POST DA SÉRIE “TEXTOS PERDIDOS DO DANIEL, REMASTERIZADOS”.

Raiva, explosão, descontrole. Esses poderiam ser e são alguns termos muito utilizados para descrever a carreira de Iggy Pop. Não só sua carreira, mas também sua persona. Apesar disso, como um grande artista que é, Iggy não se viu limitado a essa tendência destrutiva por toda a sua brilhante trajetória. Em lust for life, Iggy se utliza de uma recém adquirida calma, quase que num tom de sobriedade.

Essa “nova” sobriedade não é nem sequer tão nova. Ou tão intrínseca ao próprio Iggy, para ser sincero. Já marcada por um certo tempo na carreira de Pop, e em especial a partir do seu álbum anterior – The Idiot – a parceria com seu amigo David Bowie formou boa parte do som de Lust for Life. E dessa figura por trás das cenas, Bowie, é que podemos ver mais claramente a “súbita” mudança de comportamento musical do ex Stooge.

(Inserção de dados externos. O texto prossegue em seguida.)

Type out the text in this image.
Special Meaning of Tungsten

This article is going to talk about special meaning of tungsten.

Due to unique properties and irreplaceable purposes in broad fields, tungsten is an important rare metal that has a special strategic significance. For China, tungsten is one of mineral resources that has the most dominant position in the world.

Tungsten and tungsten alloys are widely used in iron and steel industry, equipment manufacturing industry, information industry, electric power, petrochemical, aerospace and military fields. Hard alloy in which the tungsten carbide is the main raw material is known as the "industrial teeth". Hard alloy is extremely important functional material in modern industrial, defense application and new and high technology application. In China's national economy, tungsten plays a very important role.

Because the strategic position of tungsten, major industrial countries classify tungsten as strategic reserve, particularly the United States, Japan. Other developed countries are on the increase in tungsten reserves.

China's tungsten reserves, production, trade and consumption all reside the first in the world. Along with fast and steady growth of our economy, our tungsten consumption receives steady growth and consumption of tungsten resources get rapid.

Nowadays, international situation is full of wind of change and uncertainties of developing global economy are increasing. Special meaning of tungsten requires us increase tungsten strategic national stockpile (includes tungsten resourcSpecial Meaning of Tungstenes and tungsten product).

Bowie, porém, não mudou Iggy. E nem queria. O velho Iggy, afinal, tinha suas – muitas – qualidades e características. Sua alegria e intensidade, por exemplo, são obrigatórias em qualquer trabalho que tenha Iggy Pop no nome. Sua temática, auto destrutiva e introspectiva também dá as caras em muitos momentos.

Outra característica interessante é, para mim, a honestidade que há na mudança sofrida por Iggy. Ele não foi domado por Bowie, tão pouco trabalhou sob obrigação e não estava realmente preso ao projeto. A nova “sensatez” veio realmente de Iggy, fruto de um aprendizado com seu amigo. É, portanto, tão honesto quanto Iggy sempre foi.

Lust for life não é tão bom quanto os trabalhos de Iggy no Stooges. Não teve também a mesma influência. E nem precisava. O álbum, pelo simples fato de ter apresentado as “massas” um dos artistas mais importantes do século XX de uma bela maneira já se faz valer. E mesmo para os que já estão familiarizados com os Stooges, ouvir Lust for life jamais será uma perda de tempo. E afinal, antes (ou depois) de toda calmaria vem uma tempestade.

PS: Sei que está curto, mas tenho meus motivos para isso. Esse texto é uma tentativa de reescrever um outro de minha autoria, só que alguns anos mais velho. Portanto, evitei passar muito do tamanho do original.

PS2: Como não sei se deixo isso muito claro, qualquer comentário – mesmo negativo – é bem vindo. Não se acanhem.